If there are three or more valid ways to fill out the grid, uniqueness logic can give you any of them! In the extreme case, you can enumerate all possible solutions, and say: "It's either solution #7, or it's not solution #7. If it's not #7, then there are multiple solutions. Therefore it's solution #7."
So, no matter what, you can't make a puzzle solvable with only uniqueness logic. You might be able to make one that's easier with uniqueness logic, but not one that's only possible with it.
Of course, you may not be convinced by my last case there -- it seems very artificial. There are more natural examples that demonstrate the problem, though.

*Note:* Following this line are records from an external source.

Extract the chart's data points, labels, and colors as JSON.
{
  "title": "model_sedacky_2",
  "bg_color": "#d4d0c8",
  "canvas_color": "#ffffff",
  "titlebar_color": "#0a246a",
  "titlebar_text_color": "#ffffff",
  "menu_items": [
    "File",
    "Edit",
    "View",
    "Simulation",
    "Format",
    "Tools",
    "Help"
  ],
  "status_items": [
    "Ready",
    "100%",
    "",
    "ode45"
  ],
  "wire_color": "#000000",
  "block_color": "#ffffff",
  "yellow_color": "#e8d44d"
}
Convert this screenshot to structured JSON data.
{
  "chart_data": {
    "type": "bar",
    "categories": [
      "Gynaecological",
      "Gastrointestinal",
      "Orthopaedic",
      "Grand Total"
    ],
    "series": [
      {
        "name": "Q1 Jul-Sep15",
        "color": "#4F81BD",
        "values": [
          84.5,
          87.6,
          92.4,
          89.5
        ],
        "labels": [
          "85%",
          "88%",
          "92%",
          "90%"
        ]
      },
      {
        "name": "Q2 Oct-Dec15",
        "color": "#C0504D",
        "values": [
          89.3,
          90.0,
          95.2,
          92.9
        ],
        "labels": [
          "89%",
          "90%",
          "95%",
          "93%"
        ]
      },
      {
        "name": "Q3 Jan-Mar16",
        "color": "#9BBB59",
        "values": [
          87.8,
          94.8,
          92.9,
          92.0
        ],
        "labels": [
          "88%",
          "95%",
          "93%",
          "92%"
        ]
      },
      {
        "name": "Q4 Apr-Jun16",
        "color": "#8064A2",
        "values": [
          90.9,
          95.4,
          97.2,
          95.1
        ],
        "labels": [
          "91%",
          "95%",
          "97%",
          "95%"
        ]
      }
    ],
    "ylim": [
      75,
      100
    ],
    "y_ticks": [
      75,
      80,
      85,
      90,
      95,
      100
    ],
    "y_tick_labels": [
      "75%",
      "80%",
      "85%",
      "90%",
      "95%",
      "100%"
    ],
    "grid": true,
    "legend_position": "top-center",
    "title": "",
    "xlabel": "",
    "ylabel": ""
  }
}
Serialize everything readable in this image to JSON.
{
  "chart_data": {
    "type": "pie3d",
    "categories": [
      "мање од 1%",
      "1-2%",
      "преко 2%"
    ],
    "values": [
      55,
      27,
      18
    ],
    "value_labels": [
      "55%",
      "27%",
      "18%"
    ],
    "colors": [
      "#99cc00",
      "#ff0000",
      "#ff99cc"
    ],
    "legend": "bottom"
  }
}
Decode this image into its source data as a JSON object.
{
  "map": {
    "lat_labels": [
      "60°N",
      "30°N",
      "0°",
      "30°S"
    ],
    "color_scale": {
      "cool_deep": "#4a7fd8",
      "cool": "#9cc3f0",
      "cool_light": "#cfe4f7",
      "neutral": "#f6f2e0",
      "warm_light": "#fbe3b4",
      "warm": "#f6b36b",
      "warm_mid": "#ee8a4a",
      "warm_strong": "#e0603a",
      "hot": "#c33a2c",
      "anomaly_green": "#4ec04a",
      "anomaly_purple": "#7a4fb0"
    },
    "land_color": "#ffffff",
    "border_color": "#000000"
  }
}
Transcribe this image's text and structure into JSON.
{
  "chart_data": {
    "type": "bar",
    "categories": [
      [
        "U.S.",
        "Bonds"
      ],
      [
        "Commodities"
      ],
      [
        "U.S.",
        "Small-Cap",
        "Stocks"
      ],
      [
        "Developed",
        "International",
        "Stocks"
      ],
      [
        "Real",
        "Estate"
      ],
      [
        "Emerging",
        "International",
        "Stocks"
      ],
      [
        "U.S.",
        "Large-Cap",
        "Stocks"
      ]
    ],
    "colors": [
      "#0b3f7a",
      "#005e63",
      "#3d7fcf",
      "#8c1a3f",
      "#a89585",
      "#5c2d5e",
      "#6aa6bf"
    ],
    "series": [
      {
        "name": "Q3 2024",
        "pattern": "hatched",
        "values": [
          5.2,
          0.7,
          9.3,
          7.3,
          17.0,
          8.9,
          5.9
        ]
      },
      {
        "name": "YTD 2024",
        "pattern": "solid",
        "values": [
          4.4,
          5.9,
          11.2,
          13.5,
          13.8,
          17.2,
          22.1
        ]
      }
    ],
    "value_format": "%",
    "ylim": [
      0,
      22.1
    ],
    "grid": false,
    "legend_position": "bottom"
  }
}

The paper "Uniqueness in Logic Puzzles" has a good explanation of why this is, and they give a particularly good example of how uniqueness logic can go wrong when there are multiple solutions. They give this Slitherlink puzzle, that has exactly three possible solutions:
And then show that, depending on where you check for uniqueness, you'll get to a different solution. If you check a segment near the top left, you'll find that solution (c) is 'the correct one'; if you check a segment near the bottom right, you'll find that solution (b) is 'the correct one'.
This is a relatively trivial example, but this could be embedded as one corner in a larger puzzle (with the loop escaping in the bottom right rather than wrapping around). If it was embedded like that, an experienced Slitherlink solver could very easily notice one of those. And if they used uniqueness logic, they would get either solution (b) or (c) without ever realizing something was wrong.
It may be possible to have only one "natural" solution if you assume uniqueness: that is, a "natural" set of uniqueness deductions will lead to only one of the solutions. But now we've left the realm of pure logic, and you're looking for something that will be "natural" to every single solver -- this would be very subjective, and unlikely to work for all but the most trivial examples.